El inicio de la batalla transcurrió tal y como había previsto Al-Nasir. Cuando se dio la orden de cargar a la caballería pesada cristiana el ruido tuvo que ser ensordecedor. El estruendo de miles de pesados caballos recubiertos de hierro mientras se lanzaban al unísono contra la vanguardia islámica. Sin embargo, pese a la masacre en las filas musulmanas, los caballeros fueron perdiendo el empuje ante la llegada de la segunda línea que se dispuso a acabar con ellos. Parecía que la contienda no se decantaba por ninguno de los dos bandos, por lo que Al-Nasir se preparó para dar la orden que haría entrar en la refriega a la última línea, la encargada de asestar el golpe definitivo a sus enemigos. Alarcos volvía a repetirse.
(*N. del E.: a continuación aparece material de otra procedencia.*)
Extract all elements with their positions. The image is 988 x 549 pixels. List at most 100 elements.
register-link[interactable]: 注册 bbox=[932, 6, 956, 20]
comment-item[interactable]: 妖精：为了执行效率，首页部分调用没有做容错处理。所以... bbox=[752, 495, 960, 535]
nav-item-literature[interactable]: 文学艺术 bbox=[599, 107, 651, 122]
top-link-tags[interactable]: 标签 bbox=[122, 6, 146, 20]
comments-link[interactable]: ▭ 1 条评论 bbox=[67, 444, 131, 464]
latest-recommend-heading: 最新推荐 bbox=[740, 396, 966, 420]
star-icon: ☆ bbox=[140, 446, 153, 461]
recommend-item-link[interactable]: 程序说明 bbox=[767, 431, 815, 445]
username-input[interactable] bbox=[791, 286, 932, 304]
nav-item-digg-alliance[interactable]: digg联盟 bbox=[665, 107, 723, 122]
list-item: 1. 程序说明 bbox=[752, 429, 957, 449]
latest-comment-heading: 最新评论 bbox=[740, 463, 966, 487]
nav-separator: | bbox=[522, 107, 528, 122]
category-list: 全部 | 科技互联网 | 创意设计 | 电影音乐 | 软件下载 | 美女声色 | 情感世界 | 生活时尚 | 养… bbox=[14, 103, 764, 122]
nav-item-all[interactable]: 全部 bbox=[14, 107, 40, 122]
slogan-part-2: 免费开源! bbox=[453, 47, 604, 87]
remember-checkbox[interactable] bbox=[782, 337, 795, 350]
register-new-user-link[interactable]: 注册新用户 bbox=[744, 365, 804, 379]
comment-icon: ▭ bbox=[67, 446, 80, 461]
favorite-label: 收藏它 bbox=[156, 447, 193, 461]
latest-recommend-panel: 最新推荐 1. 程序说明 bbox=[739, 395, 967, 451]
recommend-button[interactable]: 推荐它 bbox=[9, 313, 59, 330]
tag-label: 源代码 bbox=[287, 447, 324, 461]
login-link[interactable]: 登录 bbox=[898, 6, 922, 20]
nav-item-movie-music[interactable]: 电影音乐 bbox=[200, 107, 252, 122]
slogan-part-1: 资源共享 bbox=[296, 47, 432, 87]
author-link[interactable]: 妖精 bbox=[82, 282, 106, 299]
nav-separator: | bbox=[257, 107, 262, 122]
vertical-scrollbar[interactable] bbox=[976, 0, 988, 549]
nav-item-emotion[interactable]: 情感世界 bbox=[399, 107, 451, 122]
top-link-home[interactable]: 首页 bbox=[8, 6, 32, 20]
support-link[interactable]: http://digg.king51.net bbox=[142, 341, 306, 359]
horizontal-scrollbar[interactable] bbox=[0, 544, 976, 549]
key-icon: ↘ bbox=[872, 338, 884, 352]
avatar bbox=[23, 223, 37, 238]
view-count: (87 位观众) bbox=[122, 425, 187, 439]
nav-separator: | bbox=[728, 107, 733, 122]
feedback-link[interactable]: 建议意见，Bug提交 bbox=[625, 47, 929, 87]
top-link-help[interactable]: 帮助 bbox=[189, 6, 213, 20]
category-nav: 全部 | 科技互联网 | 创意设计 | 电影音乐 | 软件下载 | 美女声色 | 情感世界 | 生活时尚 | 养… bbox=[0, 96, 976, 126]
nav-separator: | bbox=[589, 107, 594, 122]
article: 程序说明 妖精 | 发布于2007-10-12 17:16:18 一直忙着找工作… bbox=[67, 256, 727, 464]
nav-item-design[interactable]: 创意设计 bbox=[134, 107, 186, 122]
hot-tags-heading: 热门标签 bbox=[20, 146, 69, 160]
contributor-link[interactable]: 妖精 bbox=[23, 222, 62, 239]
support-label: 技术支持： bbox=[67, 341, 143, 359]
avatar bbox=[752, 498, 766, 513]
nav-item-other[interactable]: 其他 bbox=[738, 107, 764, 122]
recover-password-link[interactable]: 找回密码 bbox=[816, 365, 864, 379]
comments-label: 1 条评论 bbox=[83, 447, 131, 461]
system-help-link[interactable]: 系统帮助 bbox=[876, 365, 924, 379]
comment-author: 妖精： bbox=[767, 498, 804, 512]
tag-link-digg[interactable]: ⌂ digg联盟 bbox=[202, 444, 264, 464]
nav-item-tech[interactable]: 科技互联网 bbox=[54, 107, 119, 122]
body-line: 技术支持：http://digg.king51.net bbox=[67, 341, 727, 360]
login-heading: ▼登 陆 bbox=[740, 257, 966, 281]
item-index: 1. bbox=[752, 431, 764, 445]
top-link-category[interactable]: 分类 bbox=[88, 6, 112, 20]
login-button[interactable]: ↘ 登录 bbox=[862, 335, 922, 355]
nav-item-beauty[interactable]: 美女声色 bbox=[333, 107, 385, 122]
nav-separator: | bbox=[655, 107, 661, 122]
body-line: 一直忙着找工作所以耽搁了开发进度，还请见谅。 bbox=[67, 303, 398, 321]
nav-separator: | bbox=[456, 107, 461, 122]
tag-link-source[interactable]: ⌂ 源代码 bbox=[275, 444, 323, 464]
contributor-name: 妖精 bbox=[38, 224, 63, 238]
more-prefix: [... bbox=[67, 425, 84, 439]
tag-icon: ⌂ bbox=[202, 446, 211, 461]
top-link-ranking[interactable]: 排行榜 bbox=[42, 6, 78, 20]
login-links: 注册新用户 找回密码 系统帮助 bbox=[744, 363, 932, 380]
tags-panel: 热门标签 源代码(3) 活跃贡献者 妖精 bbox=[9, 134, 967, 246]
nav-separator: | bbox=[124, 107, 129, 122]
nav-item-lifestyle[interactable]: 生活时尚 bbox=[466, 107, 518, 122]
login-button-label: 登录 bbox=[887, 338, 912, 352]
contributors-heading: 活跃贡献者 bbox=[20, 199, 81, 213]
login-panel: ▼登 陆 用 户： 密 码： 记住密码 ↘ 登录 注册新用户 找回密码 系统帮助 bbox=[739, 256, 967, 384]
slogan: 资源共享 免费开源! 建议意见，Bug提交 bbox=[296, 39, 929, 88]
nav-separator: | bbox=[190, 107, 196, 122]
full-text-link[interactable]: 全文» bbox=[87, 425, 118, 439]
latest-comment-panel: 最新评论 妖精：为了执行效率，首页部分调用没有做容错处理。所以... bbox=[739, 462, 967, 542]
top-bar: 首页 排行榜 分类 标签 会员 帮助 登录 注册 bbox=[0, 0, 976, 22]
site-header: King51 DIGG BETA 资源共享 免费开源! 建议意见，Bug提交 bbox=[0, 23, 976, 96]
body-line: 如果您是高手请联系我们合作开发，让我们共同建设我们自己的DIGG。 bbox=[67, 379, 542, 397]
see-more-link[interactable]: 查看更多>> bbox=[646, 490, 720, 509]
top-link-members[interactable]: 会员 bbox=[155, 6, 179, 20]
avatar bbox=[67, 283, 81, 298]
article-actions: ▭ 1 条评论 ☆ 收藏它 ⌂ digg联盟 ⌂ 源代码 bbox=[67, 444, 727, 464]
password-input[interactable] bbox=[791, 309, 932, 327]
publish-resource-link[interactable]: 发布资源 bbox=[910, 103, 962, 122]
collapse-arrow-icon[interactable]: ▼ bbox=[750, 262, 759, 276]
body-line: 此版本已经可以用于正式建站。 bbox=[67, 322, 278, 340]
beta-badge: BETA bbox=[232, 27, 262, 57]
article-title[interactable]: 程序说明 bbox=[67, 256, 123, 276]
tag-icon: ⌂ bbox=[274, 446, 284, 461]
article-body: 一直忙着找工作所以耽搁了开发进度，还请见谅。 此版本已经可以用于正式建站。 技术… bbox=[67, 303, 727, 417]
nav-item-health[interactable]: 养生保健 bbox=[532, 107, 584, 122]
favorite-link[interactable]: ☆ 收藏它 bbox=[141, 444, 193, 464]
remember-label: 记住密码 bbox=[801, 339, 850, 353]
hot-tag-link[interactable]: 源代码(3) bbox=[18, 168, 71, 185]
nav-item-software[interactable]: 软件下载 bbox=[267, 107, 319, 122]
Pero no estaba todo dicho. Alfonso VIII pidió paso en la historia al encabezar, en un último intento, un ataque desesperado con todas las reservas que restaban al ejército cristiano. La heroica carga pasaría a la posteridad como la de los “Tres Reyes”. Alfonso VIII, Pedro II y Sancho VII, Castilla, Aragón y Navarra, atacaron como uno solo al enemigo infiel junto a los caballeros de las órdenes militares. El impacto tuvo que ser tan brutal e inesperado que rápidamente las líneas almohades cedieron y los caballeros llegaron al campamento central defendido por la guardia negra. En ese impás los navarros de Sancho VII rompieron las cadenas que defendían la tienda real. El último broche de oro de la Reconquista para una Navarra que se veía ya encajonada entre sus vecinos castellanos y aragoneses y que quedaría inmortalizado al incorporarse al escudo del reino.
Palmo a palmo los sarracenos fueron cediendo terreno y, cuando el propio Al-Nasir huyó abandonando a sus hombres, estos corrieron en desbandada mientras los cruzados los perseguían y masacraban a placer. La victoria cristiana fue absoluta. Alfonso VIII pudo saborear al fin el deleite de la victoria y desde ese momento sería apodado como “El de las Navas”. El jolgorio de los norteños contrastaba con la zozobra y temor con la que recibieron las nuevas los andalusíes, ahora totalmente desprotegidos.
Los cristianos seguirían avanzando y llegarían a tomar algunas ciudades, pero el cansancio, y sobre todo enfermedades como la disentería y la peste, tan habituales, obligaron a las tropas a retirarse. Pero todo estaba ya decidido. Castilla acababa de consolidar de forma definitiva su frontera sur y los restos islámicos de la península habían dejado de ser una amenaza militar. Comenzaba la agonía almohade y del al-Ándalus.